Dichas fuentes subrayan que “el verano va a ser crudo”. “Aquí siempre hemos sido innovadores -añaden-. Y el futuro pasa por la apertura de los centros a otros proveedores, otros contratos, otros convenios. Ha de caminarse hacia nuevas formas de tecnología, de captación de clientes o de desarrollo quirúrgico”. De ahí que el cierre de quirófanos por la tarde y el traspaso de personal a la mañana persigan el que por la tarde se conviertan en hospitales que atiendan a las mutuas y a la sanidad privada. “Estamos intentando reducir las partidas variables, como guardias y actividades quirúrgicas, y seremos más eficientes por la mañana. La estructura ha sido creada para ello”, subrayan.

“Las listas de espera se dispararán”

De este modo, se espera aumentar de modo significativo la actividad en el sector privado, que ahora es del 4% y que se presta a través de Barnaclinic, la clínica privada que funciona dentro del propio Clínico. “No se trata de una privatización total, sino que es una alternativa para obtener ingresos y poder mantener el nivel, ya que los beneficios intrínsecos de la sanidad privada van a parar al hospital”.
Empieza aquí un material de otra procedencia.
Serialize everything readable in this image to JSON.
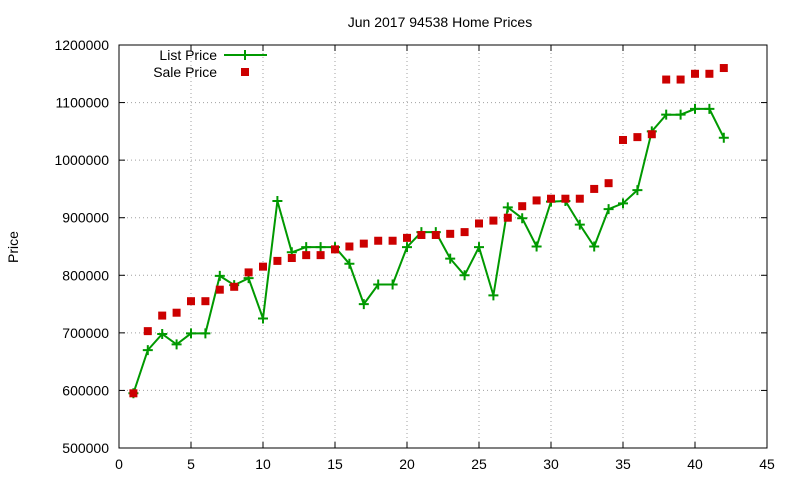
{
  "chart_data": {
    "type": "line",
    "title": "Jun 2017 94538 Home Prices",
    "xlabel": "",
    "ylabel": "Price",
    "xlim": [
      0,
      45
    ],
    "ylim": [
      500000,
      1200000
    ],
    "xticks": [
      0,
      5,
      10,
      15,
      20,
      25,
      30,
      35,
      40,
      45
    ],
    "yticks": [
      500000,
      600000,
      700000,
      800000,
      900000,
      1000000,
      1100000,
      1200000
    ],
    "grid": true,
    "legend_position": "top-left",
    "series": [
      {
        "name": "List Price",
        "style": "line-points",
        "marker": "plus",
        "color": "#009900",
        "x": [
          1,
          2,
          3,
          4,
          5,
          6,
          7,
          8,
          9,
          10,
          11,
          12,
          13,
          14,
          15,
          16,
          17,
          18,
          19,
          20,
          21,
          22,
          23,
          24,
          25,
          26,
          27,
          28,
          29,
          30,
          31,
          32,
          33,
          34,
          35,
          36,
          37,
          38,
          39,
          40,
          41,
          42
        ],
        "y": [
          595000,
          670000,
          698000,
          680000,
          699000,
          699000,
          799000,
          783000,
          795000,
          725000,
          929000,
          840000,
          849000,
          849000,
          849000,
          820000,
          750000,
          784000,
          784000,
          849000,
          875000,
          875000,
          829000,
          800000,
          849000,
          765000,
          918000,
          899000,
          850000,
          928000,
          929000,
          888000,
          850000,
          915000,
          925000,
          948000,
          1050000,
          1079000,
          1079000,
          1089000,
          1089000,
          1039000
        ]
      },
      {
        "name": "Sale Price",
        "style": "points",
        "marker": "square",
        "color": "#cc0000",
        "x": [
          1,
          2,
          3,
          4,
          5,
          6,
          7,
          8,
          9,
          10,
          11,
          12,
          13,
          14,
          15,
          16,
          17,
          18,
          19,
          20,
          21,
          22,
          23,
          24,
          25,
          26,
          27,
          28,
          29,
          30,
          31,
          32,
          33,
          34,
          35,
          36,
          37,
          38,
          39,
          40,
          41,
          42
        ],
        "y": [
          595000,
          703000,
          730000,
          735000,
          755000,
          755000,
          775000,
          780000,
          805000,
          815000,
          825000,
          830000,
          835000,
          835000,
          845000,
          850000,
          855000,
          860000,
          860000,
          865000,
          870000,
          870000,
          872000,
          875000,
          890000,
          895000,
          900000,
          920000,
          930000,
          933000,
          933000,
          933000,
          950000,
          960000,
          1035000,
          1040000,
          1045000,
          1140000,
          1140000,
          1150000,
          1150000,
          1160000
        ]
      }
    ]
  }
}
Pero existe un riesgo claro: a menor dedicación a la sanidad pública, aumento seguro de las listas de espera. “Las listas de espera van a crecer de manera brutal. Nos van a reducir muchos programas que llevábamos y eso tendrá su reflejo en la actividad pública que ejercemos. Pero el tema va a afectar especialmente a casos quirúrgicos, aunque de manera distinta. Los más afectados serán los de patologías traumatológicas”, admiten desde el hospital.

También reconocen que “hemos de conseguir que el patronato no tenga la dependencia que tradicionalmente ha tenido para poder llevar a cabo estas medidas”. La transformación prevista está en consonancia con los planes que el nuevo director general del Clínico, Josep Maria Piqué, había expuesto nada más llegar a su cargo hace escasas semanas. Y desde el centro advierten que “lo ideal sería tomar medidas cuanto antes, ya que el margen de maniobra se va reduciendo”.

“Estos planes están en línea con la estrategia que plantea la propia consejería de Salud de la Generalitat”, justifican las fuentes consultadas. No en vano el titular del departamento es Boi Ruiz, hasta hace tres meses presidente de la patronal Unión Catalana de Hospitales (UCH).